Mon père m’annonce vouloir écrire un roman sur la mort.
Ma mère me demande de l’incinérer et de jeter ses cendres dans la mer de son village, « tout le long de la côte, Sabyl » m’a-t-elle précisé.
Je me rends chez mes parents mais je ne les interroge plus. On a dit ce qu’on avait à se dire. Ils m’ont raconté ce qu’ils avaient à raconter. Ces entretiens nous ont rapprochés. En me voyant, être si curieux de leur histoire, mes parents ont réalisé combien je les aimais et il est vrai que je les aime encore plus qu’avant car dans mon esprit ils sont devenus bien plus que des parents, ils se sont transformés en héros, en demi-dieux, en personnages de roman.
Je me souviens du jour où mon père était venu me voir après avoir lu une chronique que j’avais écrite dans le quotidien Libération, je tenais un blog intitulé « En attendant la guerre » avec mon amie franco-israélienne Laura. C’était bien avant le début de nos entretiens. J’avais écrit : « Difficile de parler d’un père pour un fils, et surtout du sien. Dans chacun de ses gestes, on se retrouve. Lorsque je hurle, je l’entends. Lorsque je lis, je le vois. Lorsque je pleure aussi. Petit, je voulais ressembler à la planète entière sauf à lui. Aujourd’hui, je lui ressemble de plus en plus et c’est tant mieux. […] Mon père voulait être écrivain. Enfin, écrivain, chroniqueur, metteur en scène. Il l’a même été avant 1975, et même un peu après. Je retrouve des preuves tous les jours.

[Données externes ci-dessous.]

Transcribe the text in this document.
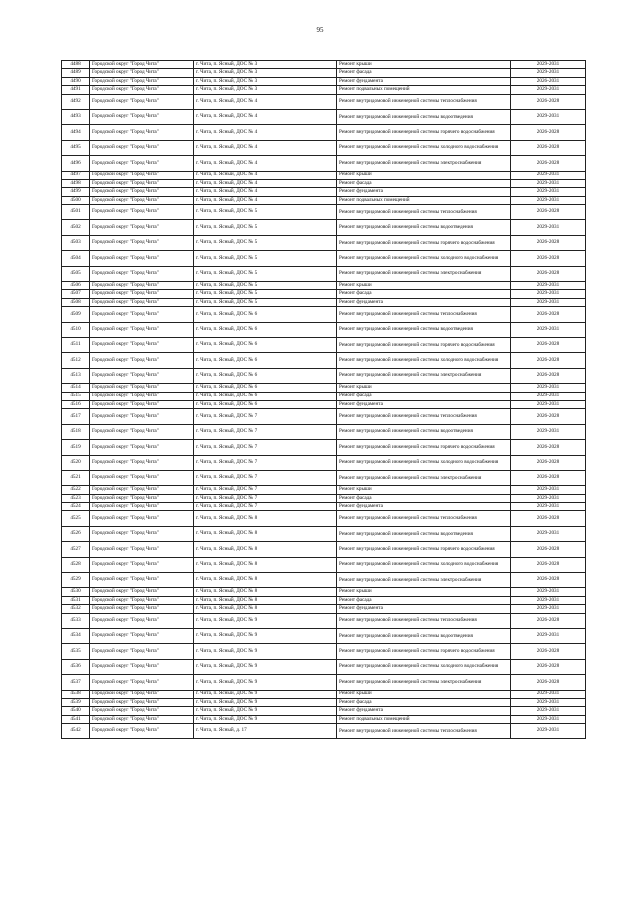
95
4488	Городской округ "Город Чита"	г. Чита, п. Ясный, ДОС № 3	Ремонт крыши	2029-2031
4489	Городской округ "Город Чита"	г. Чита, п. Ясный, ДОС № 3	Ремонт фасада	2029-2031
4490	Городской округ "Город Чита"	г. Чита, п. Ясный, ДОС № 3	Ремонт фундамента	2026-2031
4491	Городской округ "Город Чита"	г. Чита, п. Ясный, ДОС № 3	Ремонт подвальных помещений	2029-2031
4492	Городской округ "Город Чита"	г. Чита, п. Ясный, ДОС № 4	Ремонт внутридомовой инженерной системы теплоснабжения	2026-2028
4493	Городской округ "Город Чита"	г. Чита, п. Ясный, ДОС № 4	Ремонт внутридомовой инженерной системы водоотведения	2029-2031
4494	Городской округ "Город Чита"	г. Чита, п. Ясный, ДОС № 4	Ремонт внутридомовой инженерной системы горячего водоснабжения	2026-2028
4495	Городской округ "Город Чита"	г. Чита, п. Ясный, ДОС № 4	Ремонт внутридомовой инженерной системы холодного водоснабжения	2026-2028
4496	Городской округ "Город Чита"	г. Чита, п. Ясный, ДОС № 4	Ремонт внутридомовой инженерной системы электроснабжения	2026-2028
4497	Городской округ "Город Чита"	г. Чита, п. Ясный, ДОС № 4	Ремонт крыши	2029-2031
4498	Городской округ "Город Чита"	г. Чита, п. Ясный, ДОС № 4	Ремонт фасада	2029-2031
4499	Городской округ "Город Чита"	г. Чита, п. Ясный, ДОС № 4	Ремонт фундамента	2029-2031
4500	Городской округ "Город Чита"	г. Чита, п. Ясный, ДОС № 4	Ремонт подвальных помещений	2029-2031
4501	Городской округ "Город Чита"	г. Чита, п. Ясный, ДОС № 5	Ремонт внутридомовой инженерной системы теплоснабжения	2026-2028
4502	Городской округ "Город Чита"	г. Чита, п. Ясный, ДОС № 5	Ремонт внутридомовой инженерной системы водоотведения	2029-2031
4503	Городской округ "Город Чита"	г. Чита, п. Ясный, ДОС № 5	Ремонт внутридомовой инженерной системы горячего водоснабжения	2026-2028
4504	Городской округ "Город Чита"	г. Чита, п. Ясный, ДОС № 5	Ремонт внутридомовой инженерной системы холодного водоснабжения	2026-2028
4505	Городской округ "Город Чита"	г. Чита, п. Ясный, ДОС № 5	Ремонт внутридомовой инженерной системы электроснабжения	2026-2028
4506	Городской округ "Город Чита"	г. Чита, п. Ясный, ДОС № 5	Ремонт крыши	2029-2031
4507	Городской округ "Город Чита"	г. Чита, п. Ясный, ДОС № 5	Ремонт фасада	2029-2031
4508	Городской округ "Город Чита"	г. Чита, п. Ясный, ДОС № 5	Ремонт фундамента	2029-2031
4509	Городской округ "Город Чита"	г. Чита, п. Ясный, ДОС № 6	Ремонт внутридомовой инженерной системы теплоснабжения	2026-2028
4510	Городской округ "Город Чита"	г. Чита, п. Ясный, ДОС № 6	Ремонт внутридомовой инженерной системы водоотведения	2029-2031
4511	Городской округ "Город Чита"	г. Чита, п. Ясный, ДОС № 6	Ремонт внутридомовой инженерной системы горячего водоснабжения	2026-2028
4512	Городской округ "Город Чита"	г. Чита, п. Ясный, ДОС № 6	Ремонт внутридомовой инженерной системы холодного водоснабжения	2026-2028
4513	Городской округ "Город Чита"	г. Чита, п. Ясный, ДОС № 6	Ремонт внутридомовой инженерной системы электроснабжения	2026-2028
4514	Городской округ "Город Чита"	г. Чита, п. Ясный, ДОС № 6	Ремонт крыши	2029-2031
4515	Городской округ "Город Чита"	г. Чита, п. Ясный, ДОС № 6	Ремонт фасада	2029-2031
4516	Городской округ "Город Чита"	г. Чита, п. Ясный, ДОС № 6	Ремонт фундамента	2029-2031
4517	Городской округ "Город Чита"	г. Чита, п. Ясный, ДОС № 7	Ремонт внутридомовой инженерной системы теплоснабжения	2026-2028
4518	Городской округ "Город Чита"	г. Чита, п. Ясный, ДОС № 7	Ремонт внутридомовой инженерной системы водоотведения	2029-2031
4519	Городской округ "Город Чита"	г. Чита, п. Ясный, ДОС № 7	Ремонт внутридомовой инженерной системы горячего водоснабжения	2026-2028
4520	Городской округ "Город Чита"	г. Чита, п. Ясный, ДОС № 7	Ремонт внутридомовой инженерной системы холодного водоснабжения	2026-2028
4521	Городской округ "Город Чита"	г. Чита, п. Ясный, ДОС № 7	Ремонт внутридомовой инженерной системы электроснабжения	2026-2028
4522	Городской округ "Город Чита"	г. Чита, п. Ясный, ДОС № 7	Ремонт крыши	2029-2031
4523	Городской округ "Город Чита"	г. Чита, п. Ясный, ДОС № 7	Ремонт фасада	2029-2031
4524	Городской округ "Город Чита"	г. Чита, п. Ясный, ДОС № 7	Ремонт фундамента	2029-2031
4525	Городской округ "Город Чита"	г. Чита, п. Ясный, ДОС № 8	Ремонт внутридомовой инженерной системы теплоснабжения	2026-2028
4526	Городской округ "Город Чита"	г. Чита, п. Ясный, ДОС № 8	Ремонт внутридомовой инженерной системы водоотведения	2029-2031
4527	Городской округ "Город Чита"	г. Чита, п. Ясный, ДОС № 8	Ремонт внутридомовой инженерной системы горячего водоснабжения	2026-2028
4528	Городской округ "Город Чита"	г. Чита, п. Ясный, ДОС № 8	Ремонт внутридомовой инженерной системы холодного водоснабжения	2026-2028
4529	Городской округ "Город Чита"	г. Чита, п. Ясный, ДОС № 8	Ремонт внутридомовой инженерной системы электроснабжения	2026-2028
4530	Городской округ "Город Чита"	г. Чита, п. Ясный, ДОС № 8	Ремонт крыши	2029-2031
4531	Городской округ "Город Чита"	г. Чита, п. Ясный, ДОС № 8	Ремонт фасада	2029-2031
4532	Городской округ "Город Чита"	г. Чита, п. Ясный, ДОС № 8	Ремонт фундамента	2029-2031
4533	Городской округ "Город Чита"	г. Чита, п. Ясный, ДОС № 9	Ремонт внутридомовой инженерной системы теплоснабжения	2026-2028
4534	Городской округ "Город Чита"	г. Чита, п. Ясный, ДОС № 9	Ремонт внутридомовой инженерной системы водоотведения	2029-2031
4535	Городской округ "Город Чита"	г. Чита, п. Ясный, ДОС № 9	Ремонт внутридомовой инженерной системы горячего водоснабжения	2026-2028
4536	Городской округ "Город Чита"	г. Чита, п. Ясный, ДОС № 9	Ремонт внутридомовой инженерной системы холодного водоснабжения	2026-2028
4537	Городской округ "Город Чита"	г. Чита, п. Ясный, ДОС № 9	Ремонт внутридомовой инженерной системы электроснабжения	2026-2028
4538	Городской округ "Город Чита"	г. Чита, п. Ясный, ДОС № 9	Ремонт крыши	2029-2031
4539	Городской округ "Город Чита"	г. Чита, п. Ясный, ДОС № 9	Ремонт фасада	2029-2031
4540	Городской округ "Город Чита"	г. Чита, п. Ясный, ДОС № 9	Ремонт фундамента	2029-2031
4541	Городской округ "Город Чита"	г. Чита, п. Ясный, ДОС № 9	Ремонт подвальных помещений	2029-2031
4542	Городской округ "Город Чита"	г. Чита, п. Ясный, д. 17	Ремонт внутридомовой инженерной системы теплоснабжения	2029-2031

En écrivant, j’ai l’impression d’écrire pour lui. Comme si sa parole était devenue mienne, comme si j’étais en mission. Une mission qui aurait comme seul but d’écrire. Encore et encore. Coûte que coûte. Pour toujours et jusqu’à la fin. Je ne le lui ai jamais dit mais je crois qu’il le sait, qu’il le voit dans mes yeux, qu’il le lit dans mes mots. » Après avoir lu mon papier, mon père était venu me voir pour me dire « Je ne savais pas que tu m’aimais » et les larmes lui étaient montées aux yeux. Sa remarque m’a longtemps hanté. Comment était-ce possible que mon père pense un instant que je ne l’aimais pas ? Avais-je été un si mauvais fils ?
La dernière fois, en rentrant de chez eux, je me suis rappelé les moments où mon père allait voir sa mère. Depuis le jour de son mariage, il n’a plus jamais dormi chez elle mais quand il était au Liban, il passait la voir tous les jours. Il s’aspergeait de parfum et portait ses plus belles lunettes de soleil. Une chaise lui était réservée, celle au fond du salon, placée en face de la porte d’entrée où deux canapés et trois fauteuils sont disposés de part et d’autre. Sur l’un des murs est accrochée une télévision branchée constamment sur une chaîne religieuse chrétienne, sur les autres murs on trouve quelques portraits de famille mais aussi la croix de Jésus et un portrait de la Vierge Marie. Mon père s’installait et ne se relevait plus sauf pour passer aux toilettes, manger ou partir. Sa mère, assise sur le canapé, le regardait et pleurait de bonheur d’avoir son fils chez elle. Il était comme un seigneur dans ce salon, je pourrais même dire dans son village. Le mot courait que mon père était de visite et les habitants passaient le voir un par un, pour prendre de ses nouvelles, l’entendre insulter les politiciens ou juste s’asseoir à côté de lui et rester silencieux. Sa bande s’invitait, celle avec qui il avait fait les quatre cents coups car mon père avait été un artiste, un intellectuel mais surtout un voyou. Il adorait provoquer, créer des problèmes, se battre. Il ne se déplaçait qu’en groupe, groupe dont il était toujours le chef.